A few quick thoughts on the 2010 Gifford Hirlinger Malbec from Walla Walla.
Gifford Hirlinger was founded in 2001 by Mike and Melissa Berghan. The name Gifford Hirlinger comes from joining the surnames of relatives who settled in Walla Walla in the 1800s. The Berghans purchased a vineyard with the original goal of only selling grapes to nearby wineries. However, they soon found themselves bitten by the winemaking bug with their first vintage released in 2003.
In Washington Wines, Paul Gregutt describes Gifford Hirlinger as an “under-the-radar, soon-to-be-rising” star in Washington, noting their focus on estate-grown fruit.
The 2010 estate Malbec comes from a 1.38-acre block of their sustainably farmed Foggy Vineyard (GH-1), which is one of 3 estate vineyards of Gifford Hirlinger–Stephanie Marie (GH-2) and MarieGlen being the other two.
Located right on the border of Washington and Oregon, along Stateline road (the namesake of a blend that Gifford Hirlinger does that frequently features Malbec), the soils of the vineyard are a mix of coarse and fine silt loams.

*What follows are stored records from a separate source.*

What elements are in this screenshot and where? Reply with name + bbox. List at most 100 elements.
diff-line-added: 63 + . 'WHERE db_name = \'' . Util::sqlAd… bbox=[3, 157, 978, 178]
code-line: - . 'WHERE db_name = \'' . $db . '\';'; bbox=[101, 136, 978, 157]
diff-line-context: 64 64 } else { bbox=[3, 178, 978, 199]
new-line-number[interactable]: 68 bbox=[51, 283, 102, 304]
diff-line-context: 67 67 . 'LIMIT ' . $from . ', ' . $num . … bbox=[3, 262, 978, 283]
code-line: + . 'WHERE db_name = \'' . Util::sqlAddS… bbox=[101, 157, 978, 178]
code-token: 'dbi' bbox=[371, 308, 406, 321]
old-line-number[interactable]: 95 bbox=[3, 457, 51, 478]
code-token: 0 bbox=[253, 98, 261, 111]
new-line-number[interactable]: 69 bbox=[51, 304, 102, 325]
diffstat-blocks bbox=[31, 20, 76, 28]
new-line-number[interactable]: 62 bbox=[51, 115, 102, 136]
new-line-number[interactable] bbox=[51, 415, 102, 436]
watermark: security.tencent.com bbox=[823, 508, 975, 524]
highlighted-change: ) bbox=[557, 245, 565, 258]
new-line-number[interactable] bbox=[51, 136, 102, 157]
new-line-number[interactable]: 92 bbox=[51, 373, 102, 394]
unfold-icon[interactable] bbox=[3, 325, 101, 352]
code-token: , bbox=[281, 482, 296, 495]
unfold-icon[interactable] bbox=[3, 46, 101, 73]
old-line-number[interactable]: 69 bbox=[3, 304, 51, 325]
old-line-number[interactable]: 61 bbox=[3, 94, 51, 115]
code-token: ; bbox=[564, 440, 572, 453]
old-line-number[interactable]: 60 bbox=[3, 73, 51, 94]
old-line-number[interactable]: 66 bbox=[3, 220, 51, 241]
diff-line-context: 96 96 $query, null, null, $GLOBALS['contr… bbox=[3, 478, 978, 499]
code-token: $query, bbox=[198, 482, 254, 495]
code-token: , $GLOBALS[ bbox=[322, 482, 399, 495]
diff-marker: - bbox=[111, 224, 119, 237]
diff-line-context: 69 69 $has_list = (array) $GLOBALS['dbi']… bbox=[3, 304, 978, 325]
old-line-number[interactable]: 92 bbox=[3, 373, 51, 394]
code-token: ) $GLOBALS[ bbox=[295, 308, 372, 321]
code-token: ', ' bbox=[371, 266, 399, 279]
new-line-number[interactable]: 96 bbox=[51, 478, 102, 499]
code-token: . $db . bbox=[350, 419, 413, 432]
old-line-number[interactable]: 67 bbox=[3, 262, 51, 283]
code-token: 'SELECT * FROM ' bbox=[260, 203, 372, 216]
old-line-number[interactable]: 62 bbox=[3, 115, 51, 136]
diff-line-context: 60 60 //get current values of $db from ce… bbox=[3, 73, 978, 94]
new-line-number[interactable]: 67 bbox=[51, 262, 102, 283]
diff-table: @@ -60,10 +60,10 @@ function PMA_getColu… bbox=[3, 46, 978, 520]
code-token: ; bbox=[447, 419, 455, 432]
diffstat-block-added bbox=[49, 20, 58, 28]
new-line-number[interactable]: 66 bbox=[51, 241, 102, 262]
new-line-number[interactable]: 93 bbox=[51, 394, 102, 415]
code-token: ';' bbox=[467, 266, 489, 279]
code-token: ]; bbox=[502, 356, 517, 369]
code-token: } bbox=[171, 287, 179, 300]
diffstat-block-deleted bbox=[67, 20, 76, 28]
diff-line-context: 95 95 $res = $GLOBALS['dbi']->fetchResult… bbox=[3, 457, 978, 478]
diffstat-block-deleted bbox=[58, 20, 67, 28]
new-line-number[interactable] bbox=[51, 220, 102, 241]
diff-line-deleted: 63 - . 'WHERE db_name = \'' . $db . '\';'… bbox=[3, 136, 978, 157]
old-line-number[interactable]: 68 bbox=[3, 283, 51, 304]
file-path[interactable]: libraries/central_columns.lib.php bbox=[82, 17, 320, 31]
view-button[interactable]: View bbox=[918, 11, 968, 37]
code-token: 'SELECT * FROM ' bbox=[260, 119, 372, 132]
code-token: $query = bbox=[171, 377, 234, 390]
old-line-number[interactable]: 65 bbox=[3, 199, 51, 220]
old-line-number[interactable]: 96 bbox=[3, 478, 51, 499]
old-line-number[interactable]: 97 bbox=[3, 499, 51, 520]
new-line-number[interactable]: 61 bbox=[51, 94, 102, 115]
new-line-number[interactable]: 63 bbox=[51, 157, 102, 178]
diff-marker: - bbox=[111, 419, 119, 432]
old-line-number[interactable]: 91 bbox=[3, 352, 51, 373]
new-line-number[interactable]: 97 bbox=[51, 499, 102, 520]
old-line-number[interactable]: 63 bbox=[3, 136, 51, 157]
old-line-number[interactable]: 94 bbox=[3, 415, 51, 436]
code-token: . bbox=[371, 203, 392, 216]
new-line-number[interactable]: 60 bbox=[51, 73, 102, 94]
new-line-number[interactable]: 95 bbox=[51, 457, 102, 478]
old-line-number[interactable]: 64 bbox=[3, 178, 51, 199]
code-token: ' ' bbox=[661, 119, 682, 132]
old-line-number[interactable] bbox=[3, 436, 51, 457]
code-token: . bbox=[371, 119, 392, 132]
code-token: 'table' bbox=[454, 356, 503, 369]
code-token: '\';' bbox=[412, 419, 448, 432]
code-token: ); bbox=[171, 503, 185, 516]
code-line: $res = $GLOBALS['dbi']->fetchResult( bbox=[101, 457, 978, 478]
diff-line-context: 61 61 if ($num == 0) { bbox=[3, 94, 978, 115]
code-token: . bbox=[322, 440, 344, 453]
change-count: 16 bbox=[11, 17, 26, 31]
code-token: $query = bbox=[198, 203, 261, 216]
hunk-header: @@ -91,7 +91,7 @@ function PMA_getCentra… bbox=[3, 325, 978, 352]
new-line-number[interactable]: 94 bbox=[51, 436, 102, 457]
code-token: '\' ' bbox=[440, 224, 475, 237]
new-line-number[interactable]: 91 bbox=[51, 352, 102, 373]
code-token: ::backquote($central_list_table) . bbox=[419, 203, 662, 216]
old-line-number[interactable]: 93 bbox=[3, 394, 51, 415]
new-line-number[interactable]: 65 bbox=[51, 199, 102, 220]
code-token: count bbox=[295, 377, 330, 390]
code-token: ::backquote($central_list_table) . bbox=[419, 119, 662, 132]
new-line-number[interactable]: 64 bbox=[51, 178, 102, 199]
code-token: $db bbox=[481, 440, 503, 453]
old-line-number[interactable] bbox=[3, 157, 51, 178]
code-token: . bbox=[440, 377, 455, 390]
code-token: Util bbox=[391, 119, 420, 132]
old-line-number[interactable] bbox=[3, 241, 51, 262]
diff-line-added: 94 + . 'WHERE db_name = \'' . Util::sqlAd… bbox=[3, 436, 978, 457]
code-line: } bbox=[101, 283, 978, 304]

The wine spent 18-23 months aging in 50% new oak with around 100 cases made.
Medium intensity nose. A mix of dark fruits that aren’t very defined with much more dominant black pepper spice and forest-floor earthiness.
On the palate, those dark fruits come through and get a little more defined as dark berry notes. The black pepper spice is still prevalent and plays well with a dark chocolate element that emerged. Medium-plus acidity still has some freshness that is much needed to balance the weighty dark fruit. Medium tannins at this point are smooth and silky.
This wine is holding up pretty well for a 7+-year-old fruit-forward Malbec. It’s clear that it is a little past its peak, but the pepper spice notes and fresh acidity give it some character.
At $32-36, you are paying for the premium of a Walla Walla estate Malbec compared to Argentina, but this is a well-made example.